A new study published in March 2016 by McGill University’s George Thanassoulis, MD in the Circulation journal of the American Heart Association suggests that many identified as ‘Low Risk’ by the latest cholesterol treatment guidelines should be taking cholesterol-lowering statins.
The current guidelines for treating cholesterol, published with much fanfare and controversy in November 2013, moved away from targeting treatment to reach a specific cholesterol level and instead include a ‘calculator’ that measures risk. If a person’s risk is lower than 7.5% chance of heart disease in 10 years, statins are NOT recommended. (Details, including a link to the calculator, found in my post: The NEW Guidelines for Cholesterol-Lowering Statin Meds.)
Personally, I fall into the ‘do not take statins’ pool using this calculator as: a) I do not already have cardiovascular disease; b) my LDL (bad) cholesterol is less than 190; c) I do not have diabetes; and d) my 10-year risk is lower than 7.5%.
But according to this NEW March 2016 study, “Individualized Statin Benefit for Determining Statin Eligibility in the Primary Prevention of Cardiovascular Disease,” I might be one of the many at ‘low risk’ who should be taking statins!
The new study recommends “an INDIVIDUALIZED statin benefit approach” rather than relying on the calculator; using this approach, thousands who are currently at ‘low risk’ and not treated with statins would instead be treated with statins. According to the study authors, “Statin treatment in this group would be expected to prevent an additional 266,508 cardiovascular events over 10 years.”
Yikes times two.
And it was a large study. The study, “included 2134 participants representing 71.8 million American residents potentially eligible for statins in primary prevention from the National Health and Nutrition Examination Survey for the years 2005 to 2010.” The study “compared statin eligibilities using 2 separate approaches: a 10-year risk-based approach (≥7.5% 10-year risk) and an individualized benefit approach (ie, based on predicted absolute risk reduction over 10 years [ARR10] ≥2.3% from randomized, controlled trial data).”

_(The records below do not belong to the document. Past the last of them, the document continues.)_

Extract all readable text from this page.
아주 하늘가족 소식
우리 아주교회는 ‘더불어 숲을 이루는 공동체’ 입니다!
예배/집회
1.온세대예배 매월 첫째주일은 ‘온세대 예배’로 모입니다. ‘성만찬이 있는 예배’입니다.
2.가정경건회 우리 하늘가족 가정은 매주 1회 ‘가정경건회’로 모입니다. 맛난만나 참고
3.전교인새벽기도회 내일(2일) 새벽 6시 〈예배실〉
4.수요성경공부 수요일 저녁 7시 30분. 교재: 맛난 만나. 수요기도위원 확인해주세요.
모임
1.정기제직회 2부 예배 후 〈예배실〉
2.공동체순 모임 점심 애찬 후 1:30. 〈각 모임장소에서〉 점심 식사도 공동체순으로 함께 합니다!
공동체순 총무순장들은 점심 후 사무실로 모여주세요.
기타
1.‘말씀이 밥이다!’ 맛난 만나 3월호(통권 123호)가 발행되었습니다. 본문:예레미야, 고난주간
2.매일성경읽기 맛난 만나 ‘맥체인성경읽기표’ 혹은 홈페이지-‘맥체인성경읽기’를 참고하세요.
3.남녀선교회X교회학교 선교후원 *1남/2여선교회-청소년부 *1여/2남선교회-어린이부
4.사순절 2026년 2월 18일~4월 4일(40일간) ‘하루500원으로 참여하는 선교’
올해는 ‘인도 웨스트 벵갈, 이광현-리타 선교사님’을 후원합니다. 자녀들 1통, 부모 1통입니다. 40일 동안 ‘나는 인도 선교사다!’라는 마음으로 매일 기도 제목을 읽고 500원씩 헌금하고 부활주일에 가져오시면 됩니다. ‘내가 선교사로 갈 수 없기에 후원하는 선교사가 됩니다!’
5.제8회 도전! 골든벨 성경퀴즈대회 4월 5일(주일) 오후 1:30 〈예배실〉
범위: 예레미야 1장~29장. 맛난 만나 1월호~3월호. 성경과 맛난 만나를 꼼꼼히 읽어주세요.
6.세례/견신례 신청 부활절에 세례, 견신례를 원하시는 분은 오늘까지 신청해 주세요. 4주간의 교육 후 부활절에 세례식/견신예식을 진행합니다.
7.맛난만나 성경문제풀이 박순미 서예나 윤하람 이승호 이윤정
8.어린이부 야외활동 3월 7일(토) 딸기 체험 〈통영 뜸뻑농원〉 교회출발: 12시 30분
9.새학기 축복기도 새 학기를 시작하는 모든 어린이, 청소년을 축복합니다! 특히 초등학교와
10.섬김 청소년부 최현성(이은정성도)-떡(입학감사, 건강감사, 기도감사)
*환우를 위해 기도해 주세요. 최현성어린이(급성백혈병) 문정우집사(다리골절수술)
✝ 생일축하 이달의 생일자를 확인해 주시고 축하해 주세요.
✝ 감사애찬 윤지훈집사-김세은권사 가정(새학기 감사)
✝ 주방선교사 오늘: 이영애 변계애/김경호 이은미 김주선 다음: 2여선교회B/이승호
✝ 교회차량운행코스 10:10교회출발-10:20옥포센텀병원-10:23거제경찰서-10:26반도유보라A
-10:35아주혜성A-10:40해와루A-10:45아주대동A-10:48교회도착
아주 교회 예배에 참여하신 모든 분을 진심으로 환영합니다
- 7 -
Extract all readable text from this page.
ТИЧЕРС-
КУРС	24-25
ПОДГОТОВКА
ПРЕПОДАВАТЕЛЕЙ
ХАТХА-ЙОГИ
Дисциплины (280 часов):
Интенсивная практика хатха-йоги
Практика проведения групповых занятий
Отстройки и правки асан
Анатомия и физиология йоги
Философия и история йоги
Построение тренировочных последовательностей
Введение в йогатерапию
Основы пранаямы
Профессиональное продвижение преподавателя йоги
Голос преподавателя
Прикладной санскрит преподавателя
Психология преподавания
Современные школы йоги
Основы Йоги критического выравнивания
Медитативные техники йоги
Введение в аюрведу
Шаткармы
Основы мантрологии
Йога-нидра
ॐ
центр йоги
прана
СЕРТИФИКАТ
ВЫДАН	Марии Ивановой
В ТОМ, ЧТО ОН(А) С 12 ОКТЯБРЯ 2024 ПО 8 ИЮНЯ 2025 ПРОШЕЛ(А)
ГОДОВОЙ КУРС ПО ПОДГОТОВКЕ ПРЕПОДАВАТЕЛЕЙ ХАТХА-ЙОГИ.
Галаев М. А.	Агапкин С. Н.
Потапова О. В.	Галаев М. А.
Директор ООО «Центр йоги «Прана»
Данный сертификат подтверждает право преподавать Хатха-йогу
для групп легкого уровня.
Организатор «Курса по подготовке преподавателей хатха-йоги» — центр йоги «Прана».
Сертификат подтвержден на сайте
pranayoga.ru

The risk-based approach (the ‘new’ 2013 guidelines that doctors are currently using) identified 15.0 million Americans who should take statins, versus 24.6 million Americans who should take statins according to the benefit-based approach. Thus, “the benefit-based approach identified 9.5 million lower-risk (<7.5% 10-year risk) Americans not currently eligible for statin treatment who had the same or greater expected benefit from statins (≥2.3% ARR10) compared with higher-risk individuals.
That’s 10 million Americans who should be taking statins who right now are not.
And I’m probably one of them! Because the study goes on to say, “This lower-risk/acceptable-benefit group includes younger individuals (mean age, 55.2 versus 62.5 years) with higher low-density lipoprotein cholesterol (140 versus 133 mg/dL). Statin treatment in this group would be expected to prevent an additional 266,508 cardiovascular events over 10 years.
Yikes times three! As this describes me: I’m under 55 and my LDL is 145.
I guess it’s time to put in a call to my cardiologist and ask what he thinks of this study. I do not want to go on a statin medication, but I do want to understand his thoughts on both this study and what an “individualized benefit approach” to treating my high cholesterol looks like.